Researchers have an ethical and legal obligation to make sure that people volunteering for research projects have the information they need to help them decide whether they wish to take part or not.
This new guidance complements the existing HRA online guidance for consent and participant information sheets. It further reinforces our view that people who volunteer to take part in research should be provided with succinct, relevant, user-friendly information in a proportionate manner that better promotes genuinely informed consent and facilitates the conduct of ethical research. The document also includes new guidance on how consent might be sought in pragmatic trials in way that is proportionate to the low levels of risk involved in such research.
Seeking informed consent properly respects a person’s right to determine what happens to them.
However, the procedures for seeking that consent can sometimes be applied too rigidly and with too little appreciation of the risks, benefits and values that are at stake in connection with different kinds of research. This can lead to the use of excessively lengthy and complex participant information sheets which can inhibit, rather than promote, participant understanding and genuinely informed consent.
Clive Collett, HRA Ethics Guidance and Strategy Manager, said: “Different types of research involve different balances of benefits and risks, and for some research participants there may not be much difference from the standard care they may expect to receive if they were not taking part.

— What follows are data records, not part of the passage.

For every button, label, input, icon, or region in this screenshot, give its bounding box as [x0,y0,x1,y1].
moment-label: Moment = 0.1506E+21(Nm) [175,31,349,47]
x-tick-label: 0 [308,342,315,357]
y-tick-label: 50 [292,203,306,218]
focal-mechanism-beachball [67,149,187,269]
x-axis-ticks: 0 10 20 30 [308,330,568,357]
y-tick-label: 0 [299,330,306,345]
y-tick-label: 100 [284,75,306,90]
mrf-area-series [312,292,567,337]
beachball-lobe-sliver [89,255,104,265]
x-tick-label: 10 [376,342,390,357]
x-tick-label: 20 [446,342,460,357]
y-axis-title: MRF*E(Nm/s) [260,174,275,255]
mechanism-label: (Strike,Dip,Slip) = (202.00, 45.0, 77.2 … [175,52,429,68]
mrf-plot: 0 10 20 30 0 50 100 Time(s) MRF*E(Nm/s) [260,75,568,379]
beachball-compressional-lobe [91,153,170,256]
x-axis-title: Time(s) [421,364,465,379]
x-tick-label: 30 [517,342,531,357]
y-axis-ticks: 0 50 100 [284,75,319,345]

“Our guidance encourages researchers to take a proportionate approach to seeking consent, so that they can avoid presenting detailed and lengthy information which can deter and confuse potential participants.
“The HRA has long-recognised the importance of a proportionate approach in both the regulation and the conduct of research. We hope this latest document will support researchers to simplify the consent process for people taking part in vital and safe health research which benefits us all.”